3 400 fans (seulement) pour Renaud

Dernières Nouvelles d’Alsace (DNA)

Autour du 8 décembre 1988

Au Rhénus

(Photo DNA)

« Pour son prochain album, Renaud ne fera aucune promo : ni presse pourrie, ni radios nulles, ni télé craignoss », écrivait Renaud en avril dernier sur un tableau blanc au siège parisien de sa maison de disques. Une petite phrase assassine que le chanteur a dû regretter bien souvent depuis car, sans promotion, la fréquentation des salles où il se produit s’en ressent cruellement. Mercredi soir, ils n’étaient que 3 400 au Rhénus pour découvrir Renaud dans le spectacle le plus élaboré, le plus parfaitement au point de l’année.

Il y a d’abord le décor : un immense chêne centenaire planté au milieu d’une scène recouverte d’un épais gazon.

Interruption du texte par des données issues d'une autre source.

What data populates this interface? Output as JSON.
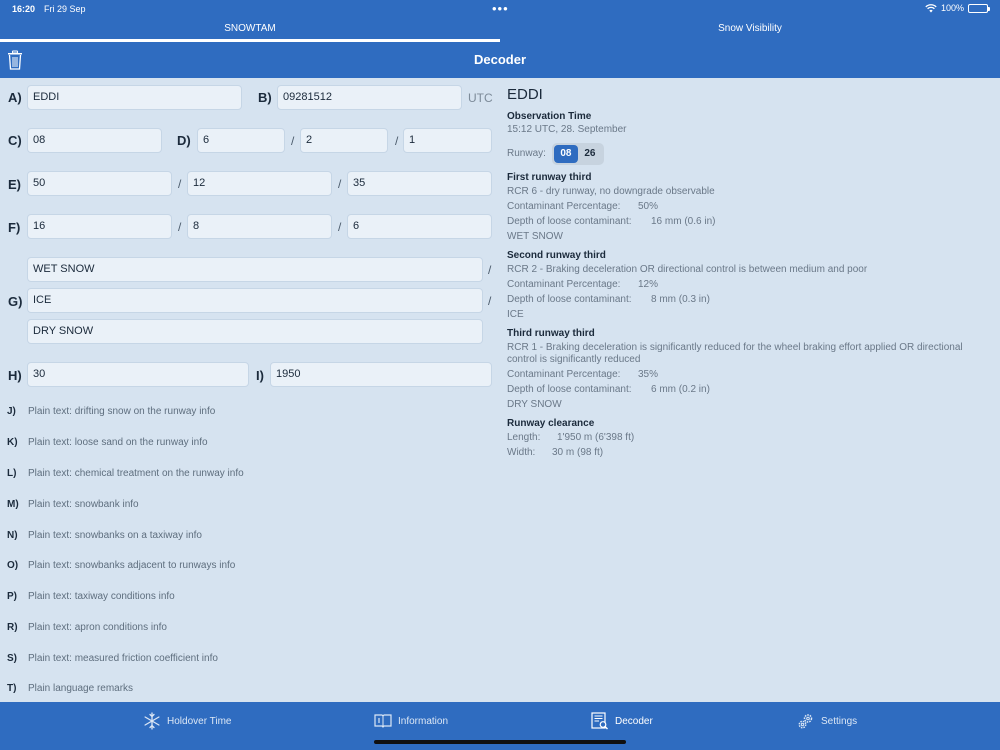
{
  "status": {
    "time": "16:20",
    "date": "Fri 29 Sep",
    "battery": "100%"
  },
  "tabs": [
    {
      "label": "SNOWTAM"
    },
    {
      "label": "Snow Visibility"
    }
  ],
  "header": {
    "title": "Decoder"
  },
  "form": {
    "A": {
      "label": "A)",
      "value": "EDDI"
    },
    "B": {
      "label": "B)",
      "value": "09281512",
      "unit": "UTC"
    },
    "C": {
      "label": "C)",
      "value": "08"
    },
    "D": {
      "label": "D)",
      "values": [
        "6",
        "2",
        "1"
      ]
    },
    "E": {
      "label": "E)",
      "values": [
        "50",
        "12",
        "35"
      ]
    },
    "F": {
      "label": "F)",
      "values": [
        "16",
        "8",
        "6"
      ]
    },
    "G": {
      "label": "G)",
      "values": [
        "WET SNOW",
        "ICE",
        "DRY SNOW"
      ]
    },
    "H": {
      "label": "H)",
      "value": "30"
    },
    "I": {
      "label": "I)",
      "value": "1950"
    },
    "sep": "/"
  },
  "plain": [
    {
      "label": "J)",
      "text": "Plain text: drifting snow on the runway info"
    },
    {
      "label": "K)",
      "text": "Plain text: loose sand on the runway info"
    },
    {
      "label": "L)",
      "text": "Plain text: chemical treatment on the runway info"
    },
    {
      "label": "M)",
      "text": "Plain text: snowbank info"
    },
    {
      "label": "N)",
      "text": "Plain text: snowbanks on a taxiway info"
    },
    {
      "label": "O)",
      "text": "Plain text: snowbanks adjacent to runways info"
    },
    {
      "label": "P)",
      "text": "Plain text: taxiway conditions info"
    },
    {
      "label": "R)",
      "text": "Plain text: apron conditions info"
    },
    {
      "label": "S)",
      "text": "Plain text: measured friction coefficient info"
    },
    {
      "label": "T)",
      "text": "Plain language remarks"
    }
  ],
  "decoded": {
    "airport": "EDDI",
    "obs_title": "Observation Time",
    "obs_value": "15:12 UTC, 28. September",
    "runway_label": "Runway:",
    "runways": [
      "08",
      "26"
    ],
    "thirds": [
      {
        "title": "First runway third",
        "rcr": "RCR 6 - dry runway, no downgrade observable",
        "pct_label": "Contaminant Percentage:",
        "pct_value": "50%",
        "depth_label": "Depth of loose contaminant:",
        "depth_value": "16 mm (0.6 in)",
        "type": "WET SNOW"
      },
      {
        "title": "Second runway third",
        "rcr": "RCR 2 - Braking deceleration OR directional control is between medium and poor",
        "pct_label": "Contaminant Percentage:",
        "pct_value": "12%",
        "depth_label": "Depth of loose contaminant:",
        "depth_value": "8 mm (0.3 in)",
        "type": "ICE"
      },
      {
        "title": "Third runway third",
        "rcr": "RCR 1 - Braking deceleration is significantly reduced for the wheel braking effort applied OR directional control is significantly reduced",
        "pct_label": "Contaminant Percentage:",
        "pct_value": "35%",
        "depth_label": "Depth of loose contaminant:",
        "depth_value": "6 mm (0.2 in)",
        "type": "DRY SNOW"
      }
    ],
    "clearance": {
      "title": "Runway clearance",
      "length_label": "Length:",
      "length_value": "1'950 m (6'398 ft)",
      "width_label": "Width:",
      "width_value": "30 m (98 ft)"
    }
  },
  "bottom_tabs": [
    {
      "label": "Holdover Time",
      "icon": "snowflake-icon"
    },
    {
      "label": "Information",
      "icon": "book-icon"
    },
    {
      "label": "Decoder",
      "icon": "decoder-icon"
    },
    {
      "label": "Settings",
      "icon": "gears-icon"
    }
  ]
}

Debout sur les branches de l’arbre, de fantastiques musiciens, complices d’un chanteur en pleine maturité qui partage ses coups de cœur, ses coups de gueule avec un public ami.

Décontracté et heureux, Renaud plaisante avec les spectateurs et les invite à pénétrer dans l’univers qu’il esquisse. Un univers de fraternité dans lequel il n’y a pas de place pour « Miss Maggie » et ceux qui, dans l’« Hexagone », rejettent les autres qui refusent de se glisser dans le moule de la conformité. Un univers où l’on aime aller « A la pêche à la ligne », effectuer une balade en mer « Dès que le vent soufflera » avec « Jonathan » et « La mère à Titi » mais sans Coluche depuis qu’un « Putain de camion » a mortellement blessé « l’enfoiré ».

« Anarcho-mitterandiste » qui proclame qu’« on ne peut pas être à la foi Jean Dutourd et Jean Moulin », Renaud n’a pas mis (beaucoup) d’eau dans son vin pour autant. Le chanteur des zonards reste un écorché vif qui connaît aujourd’hui les limites de sa révolte. « Fatigué d’espérer et fatigué de croire à ces idées brandies comme des étendards. » Le temps d’une « Triviale poursuite », il demande : « Qui a écrit que les hommes naissent libres, égaux ? Libres, mais dans le troupeau. Egaux mais devant les bourreaux ? J’en sais rien, j’donne ma langue au chagrin. Si tu sais, toi, souffle-moi, souffre-moi. » Renaud n’est pas désabusé pour autant : le même d’Aristide Bruant et de Fréhel est devenu un homme qui pose sur le monde un regard d’adulte lucide. D’un père qui confie à la petite fille « j’suis morgane de toi » avant de l’inviter à partager un « Mistral gagnant ».

Avec la plupart des chansons de ses derniers albums et en sélectionnant rigoureusement ses anciens succès, Renaud s’est constitué un répertoire soudé qu’il présente devant un public enthousiaste dans un show sans temps mort remarquablement mis en lumière.